I tell boards to expect to discover data problems when they start AI programmes seriously, and to build time and budget into their AI strategy to address those problems. The organisations that plan for this discovery do not treat it as a failure when it happens. Those that do not plan for it treat every data quality issue as an unexpected obstacle, which slows the programme and undermines confidence in its viability.
04The governance will feel slower than you want it to be
The fourth thing I tell boards is that effective AI governance will sometimes feel like it is slowing things down, and that is not a bug but a feature.
The organisations that have moved fastest on AI have not skipped governance. They have designed governance that is proportionate to risk: lightweight for low-risk productivity AI, rigorous for consequential AI that affects customers, employees, or regulated activities. The governance feels fast to practitioners because it is proportionate. It feels like friction when governance is applied uniformly regardless of risk, which is what happens when governance is designed by compliance teams rather than by people who understand AI risk.
I help boards design governance frameworks that are proportionate rather than uniform. The output is governance that actually gets used, because it does not impose the same overhead on a Copilot productivity deployment that it imposes on an AI credit decisioning system. Both need governance. They do not need the same governance.
05The honest assessment is the most valuable thing I can provide
The last thing I tell every board is this: the most valuable thing I can do is tell you what is true rather than what is comfortable. The AI strategy that is most comfortable is often not the AI strategy that will deliver the most value.
A comfortable AI strategy confirms existing plans, validates existing investments, and suggests that the problems are manageable with more of what the organisation is already doing. An honest AI strategy often challenges existing plans, identifies where previous investments have not delivered the promised value, and requires difficult decisions about what to stop doing as well as what to start.
Boards that are willing to hear the honest assessment, and to act on it, are the ones that build AI programmes that genuinely transform their competitive position. Those that are primarily seeking validation of decisions already made will find consultants who will provide it. I am not one of them.
Key Takeaways
- 1.Competitive AI lag should prompt disciplined capability investment (data, governance, workforce literacy), not careless acceleration that skips governance.

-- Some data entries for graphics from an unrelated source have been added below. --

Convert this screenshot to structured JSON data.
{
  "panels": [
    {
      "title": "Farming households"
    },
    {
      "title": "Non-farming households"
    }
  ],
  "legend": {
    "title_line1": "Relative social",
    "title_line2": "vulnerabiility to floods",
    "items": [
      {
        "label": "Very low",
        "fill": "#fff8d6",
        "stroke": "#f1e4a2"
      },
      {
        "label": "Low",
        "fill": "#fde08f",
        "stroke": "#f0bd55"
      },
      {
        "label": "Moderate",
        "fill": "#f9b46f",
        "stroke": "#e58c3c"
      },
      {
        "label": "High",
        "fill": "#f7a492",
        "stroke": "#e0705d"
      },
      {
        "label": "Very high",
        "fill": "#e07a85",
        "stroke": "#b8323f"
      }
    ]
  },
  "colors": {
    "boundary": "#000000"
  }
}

- 2.AI is highly effective at information processing, pattern recognition, and content generation; it is not effective at solving business model problems, building relationships, or generating genuine strategic insight.
- 3.Data quality is almost universally worse than boards expect; AI strategy should plan for data discovery and remediation, not treat it as an unexpected obstacle.
- 4.Proportionate AI governance (lightweight for low-risk, rigorous for consequential) creates governance that practitioners use rather than avoid.
- 5.The most valuable external AI counsel is honest rather than validating; boards willing to hear the honest assessment build programmes that genuinely transform competitive position.